Au Gaec du Barre, à Saint-Pierre-le-Vieux en Lozère, Benoît et Leslie Charbonnier ont clairement choisi le lait. « Nous aimons traire ! », lancent-ils. Lorsque Leslie a rejoint la ferme en 2015, Benoît élevait 400 brebis laitières et produisait des veaux de boucherie avec 12 aubracs et 12 abondances. « À la retraite de mon père, j’avais échangé mon quota contre des droits à prime et introduit des aubracs afin d’alléger le travail. Mais je continuais à traire au pot pour donner le lait aux veaux, ce qui prenait du temps », explique l’éleveur. Le foncier, avec 36 îlots sur 106 ha, n’était pas adapté au pâturage des allaitantes.

Par ailleurs, le prix des veaux baissait. « En 2018, nous avons décidé de faire marche arrière. Sodiaal était prêt à revenir nous collecter. Nous avons investi dans une machine à traire d’occasion et nous avons redémarré la production de lait de vache », raconte-t-il.

Mêmes fourrages

Leur objectif est aujourd’hui d’optimiser les résultats des deux troupeaux. Les brebis, désaisonnées, agnèlent en juillet. La traite dure de mi-août à mi-avril. « Cela colle aux besoins de la laiterie, qui manque de volume l’été. Nous bénéficions ainsi d’un meilleur prix, tout en ayant le temps de finir les foins et les moissons avant d’avoir à nouveau deux troupeaux à traire », explique Leslie.

La mélangeuse sert pour les deux troupeaux. La ration hivernale des vaches comprend du foin de prairie naturelle, du foin de luzerne acheté, de l’ensilage de maïs et d’herbe, et de l’enrubannage. Au-delà d’une production de 24 l/j, elle est complétée au distributeur automatique de concentrés (dac) par des céréales et des tourteaux de soja et colza. Les brebis reçoivent les mêmes fourrages, foin de luzerne mis à part. Le blé aplati et le correcteur azoté sont intégrés dans leur ration complète, calée sur 3 l/j en début de lactation.

Les périodes de pâturage se complètent. « Les brebis à l’entretien restent au pré de mai à juillet. En fin de gestation, elles rentrent le soir pour être complémentées afin de bien préparer l’agnelage et le démarrage de la lactation », note l’exploitante. Les vaches pâturent d’avril à octobre sur les prairies les plus proches afin de faciliter les déplacements pour la traite. Les parcelles plus éloignées sont utilisées par les agnelles, les génisses et les taries.
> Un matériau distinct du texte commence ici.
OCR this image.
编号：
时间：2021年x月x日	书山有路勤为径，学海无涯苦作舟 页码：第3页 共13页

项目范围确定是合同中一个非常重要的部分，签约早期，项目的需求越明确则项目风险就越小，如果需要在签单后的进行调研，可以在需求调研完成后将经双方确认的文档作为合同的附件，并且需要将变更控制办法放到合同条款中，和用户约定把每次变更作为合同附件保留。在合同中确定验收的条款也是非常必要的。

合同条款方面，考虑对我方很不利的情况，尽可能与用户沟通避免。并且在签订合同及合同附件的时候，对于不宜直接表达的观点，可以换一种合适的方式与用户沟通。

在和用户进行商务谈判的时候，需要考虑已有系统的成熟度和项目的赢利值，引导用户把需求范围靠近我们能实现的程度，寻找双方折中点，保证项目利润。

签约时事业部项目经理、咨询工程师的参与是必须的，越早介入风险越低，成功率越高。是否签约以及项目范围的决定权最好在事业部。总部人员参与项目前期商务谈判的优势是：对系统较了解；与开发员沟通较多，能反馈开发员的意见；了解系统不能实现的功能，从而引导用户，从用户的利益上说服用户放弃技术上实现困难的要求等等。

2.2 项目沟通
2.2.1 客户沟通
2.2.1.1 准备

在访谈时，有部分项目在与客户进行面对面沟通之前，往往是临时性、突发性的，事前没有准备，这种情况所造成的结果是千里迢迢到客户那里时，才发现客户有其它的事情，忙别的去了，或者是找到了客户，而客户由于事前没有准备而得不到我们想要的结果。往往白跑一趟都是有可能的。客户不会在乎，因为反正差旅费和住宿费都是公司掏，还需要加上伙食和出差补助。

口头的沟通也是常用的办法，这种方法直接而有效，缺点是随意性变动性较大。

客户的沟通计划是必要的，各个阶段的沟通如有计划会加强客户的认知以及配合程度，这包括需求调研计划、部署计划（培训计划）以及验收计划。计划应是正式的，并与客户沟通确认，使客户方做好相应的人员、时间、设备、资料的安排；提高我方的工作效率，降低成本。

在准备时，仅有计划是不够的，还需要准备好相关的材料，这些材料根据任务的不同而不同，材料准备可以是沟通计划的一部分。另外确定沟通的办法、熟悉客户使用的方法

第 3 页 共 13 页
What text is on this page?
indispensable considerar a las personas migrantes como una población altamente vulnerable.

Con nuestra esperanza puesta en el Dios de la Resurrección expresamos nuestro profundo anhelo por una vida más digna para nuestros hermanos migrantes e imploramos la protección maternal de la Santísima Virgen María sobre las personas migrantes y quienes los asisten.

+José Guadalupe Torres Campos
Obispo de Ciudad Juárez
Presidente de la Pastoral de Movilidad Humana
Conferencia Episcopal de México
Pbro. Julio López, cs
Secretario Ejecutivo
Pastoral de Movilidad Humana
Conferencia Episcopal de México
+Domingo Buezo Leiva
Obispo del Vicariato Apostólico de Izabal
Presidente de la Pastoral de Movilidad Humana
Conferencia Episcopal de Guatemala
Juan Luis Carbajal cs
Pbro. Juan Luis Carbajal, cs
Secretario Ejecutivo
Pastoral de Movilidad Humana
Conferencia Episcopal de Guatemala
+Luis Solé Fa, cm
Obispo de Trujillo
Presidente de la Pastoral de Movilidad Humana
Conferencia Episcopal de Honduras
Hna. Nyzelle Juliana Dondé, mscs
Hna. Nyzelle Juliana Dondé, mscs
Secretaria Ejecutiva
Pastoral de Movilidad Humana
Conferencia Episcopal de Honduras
Pour conforter les stocks tout en apportant de l’énergie dans la ration, Benoît et Leslie ont introduit du maïs ensilage. À 950 m d’altitude, en choisissant des variétés très précoces, ils obtiennent de bons rendements. Depuis trois ans, ils misent également sur des prairies multi-espèces avec des légumineuses. « Elles donnent des fourrages mieux équilibrés, avec un rendement plus élevé et régulier que le brome cultivé précédemment et elles résistent mieux à la sécheresse », constate l’agriculteur.
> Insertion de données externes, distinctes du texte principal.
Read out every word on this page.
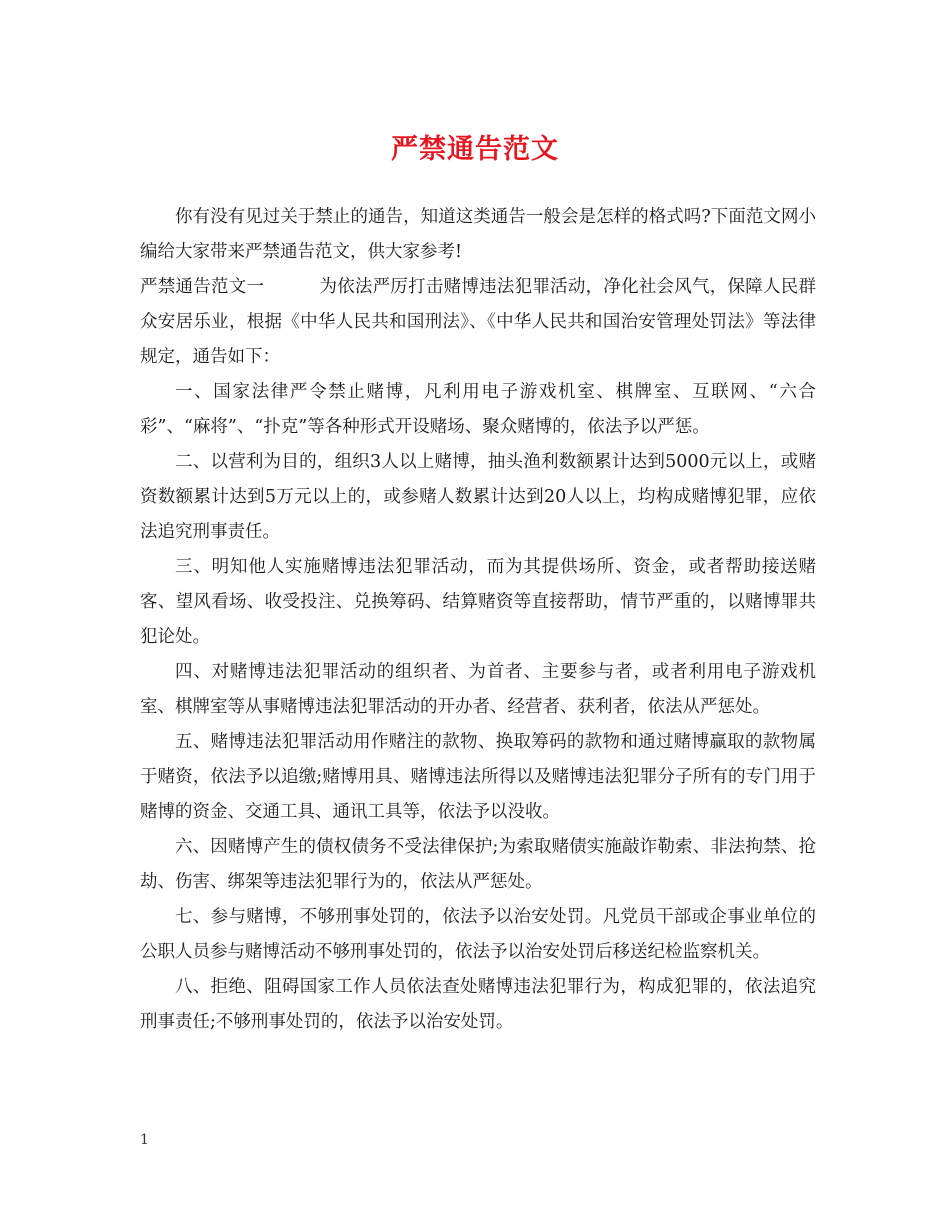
严禁通告范文

你有没有见过关于禁止的通告，知道这类通告一般会是怎样的格式吗?下面范文网小编给大家带来严禁通告范文，供大家参考!

严禁通告范文一	为依法严厉打击赌博违法犯罪活动，净化社会风气，保障人民群众安居乐业，根据《中华人民共和国刑法》、《中华人民共和国治安管理处罚法》等法律规定，通告如下：

一、国家法律严令禁止赌博，凡利用电子游戏机室、棋牌室、互联网、“六合彩”、“麻将”、“扑克”等各种形式开设赌场、聚众赌博的，依法予以严惩。

二、以营利为目的，组织3人以上赌博，抽头渔利数额累计达到5000元以上，或赌资数额累计达到5万元以上的，或参赌人数累计达到20人以上，均构成赌博犯罪，应依法追究刑事责任。

三、明知他人实施赌博违法犯罪活动，而为其提供场所、资金，或者帮助接送赌客、望风看场、收受投注、兑换筹码、结算赌资等直接帮助，情节严重的，以赌博罪共犯论处。

四、对赌博违法犯罪活动的组织者、为首者、主要参与者，或者利用电子游戏机室、棋牌室等从事赌博违法犯罪活动的开办者、经营者、获利者，依法从严惩处。

五、赌博违法犯罪活动用作赌注的款物、换取筹码的款物和通过赌博赢取的款物属于赌资，依法予以追缴;赌博用具、赌博违法所得以及赌博违法犯罪分子所有的专门用于赌博的资金、交通工具、通讯工具等，依法予以没收。

六、因赌博产生的债权债务不受法律保护;为索取赌债实施敲诈勒索、非法拘禁、抢劫、伤害、绑架等违法犯罪行为的，依法从严惩处。

七、参与赌博，不够刑事处罚的，依法予以治安处罚。凡党员干部或企事业单位的公职人员参与赌博活动不够刑事处罚的，依法予以治安处罚后移送纪检监察机关。

八、拒绝、阻碍国家工作人员依法查处赌博违法犯罪行为，构成犯罪的，依法追究刑事责任;不够刑事处罚的，依法予以治安处罚。

1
Depuis trois ans, les étés secs les obligent à acheter des fourrages en complément. « Pour produire nos références dans les deux laits, nous avons d’abord augmenté l’effectif. Actuellement, notre objectif est d’améliorer la productivité par tête afin de réduire un peu le nombre d’animaux. Nous devrions ainsi regagner une marge de sécurité », indique Leslie.

Gagner en productivité

En termes de productivité, le troupeau bovin est plus régulier. « Avec les brebis, il ne faut pas rater le démarrage de la lactation car ensuite on ne peut que freiner la baisse de la production, sans pouvoir la remonter », relève l’éleveur. La qualité des fourrages est d’autant plus essentielle. « En 2020 celle-ci était moyenne, la production par brebis a chuté à 280 l. En 2021, avec de meilleurs fourrages, nous sommes remontés à 340 l », précise-t-il.
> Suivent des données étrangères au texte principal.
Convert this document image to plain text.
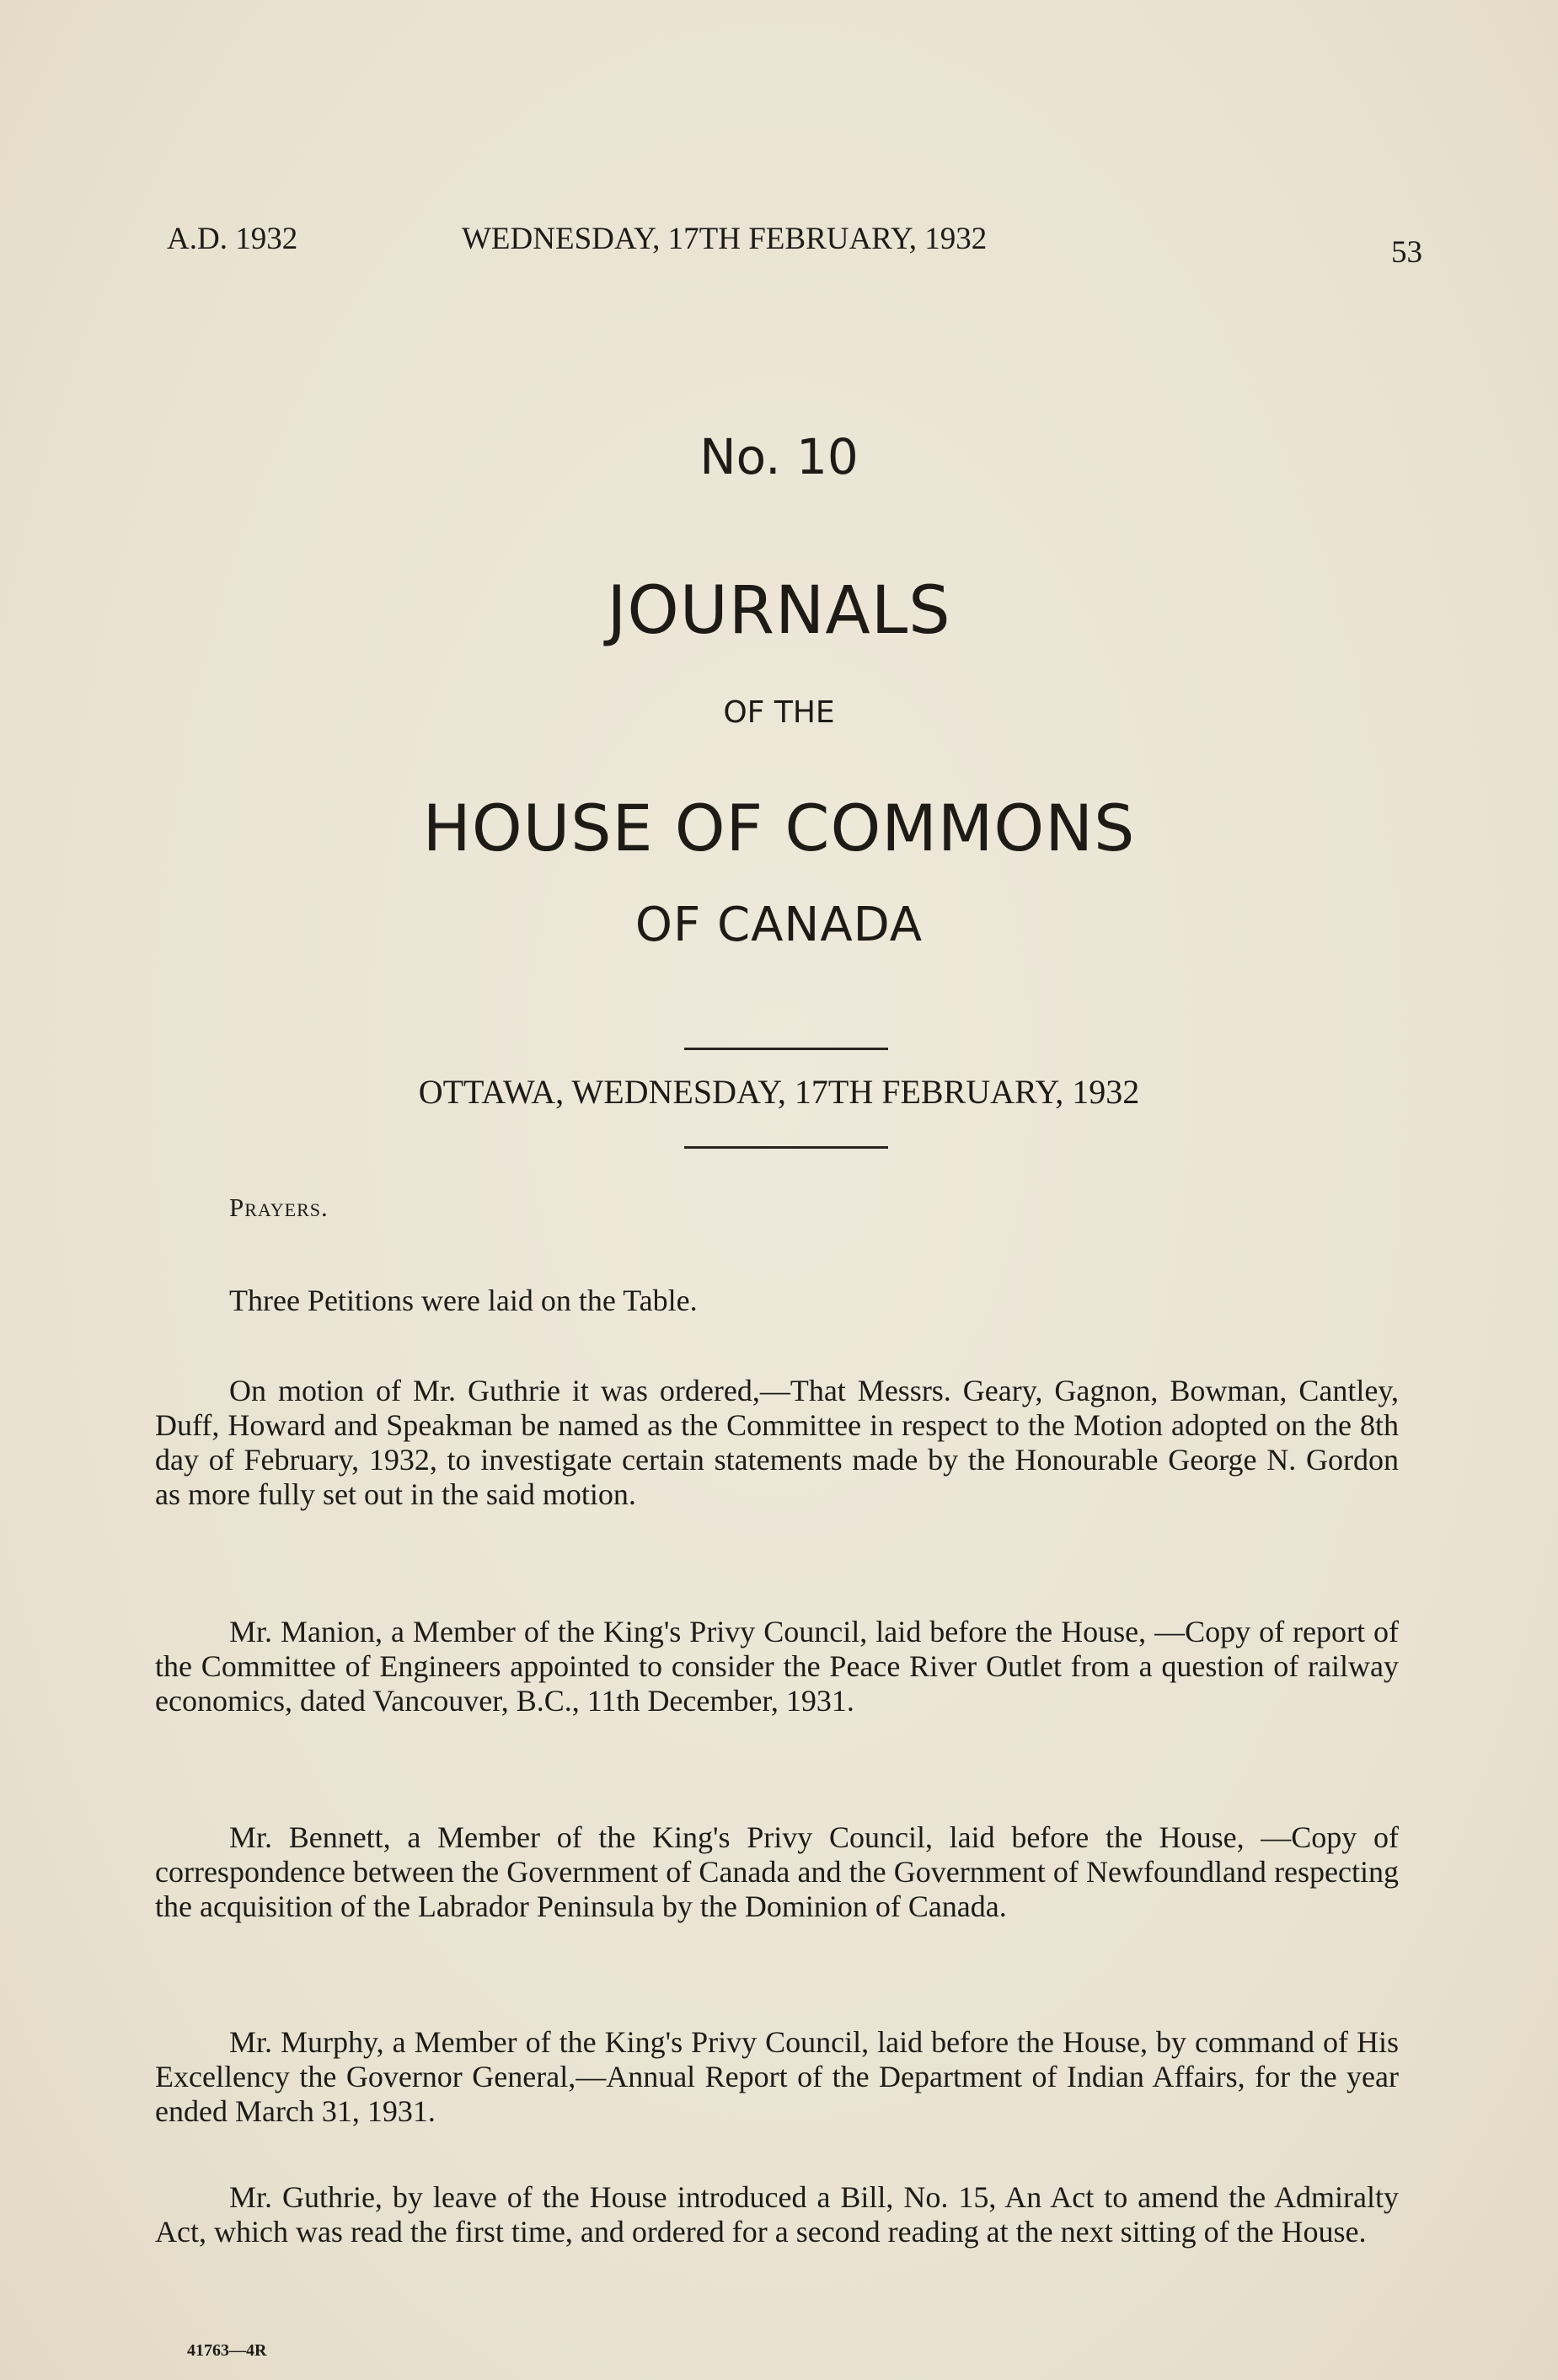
A.D. 1932	WEDNESDAY, 17TH FEBRUARY, 1932	53
No. 10
JOURNALS
OF THE
HOUSE OF COMMONS
OF CANADA
OTTAWA, WEDNESDAY, 17TH FEBRUARY, 1932
Prayers.
Three Petitions were laid on the Table.
On motion of Mr. Guthrie it was ordered,—That Messrs. Geary, Gagnon, Bowman, Cantley, Duff, Howard and Speakman be named as the Committee in respect to the Motion adopted on the 8th day of February, 1932, to investigate certain statements made by the Honourable George N. Gordon as more fully set out in the said motion.
Mr. Manion, a Member of the King's Privy Council, laid before the House, —Copy of report of the Committee of Engineers appointed to consider the Peace River Outlet from a question of railway economics, dated Vancouver, B.C., 11th December, 1931.
Mr. Bennett, a Member of the King's Privy Council, laid before the House, —Copy of correspondence between the Government of Canada and the Government of Newfoundland respecting the acquisition of the Labrador Peninsula by the Dominion of Canada.
Mr. Murphy, a Member of the King's Privy Council, laid before the House, by command of His Excellency the Governor General,—Annual Report of the Department of Indian Affairs, for the year ended March 31, 1931.
Mr. Guthrie, by leave of the House introduced a Bill, No. 15, An Act to amend the Admiralty Act, which was read the first time, and ordered for a second reading at the next sitting of the House.
41763—4R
Malgré ces fluctuations, les brebis dégagent davantage de marge brute par unité de gros bétail (UGB). « Cependant, nous apprécions les deux espèces et nous n’envisageons pas d’en supprimer une », souligne l’éleveuse. Les marchés peuvent évoluer différemment, ce qui partage les risques. « Pour l’instant, la demande progresse en lait de brebis et se maintient pour le lait de vache de montagne. C’est rassurant ! », ajoute Benoît.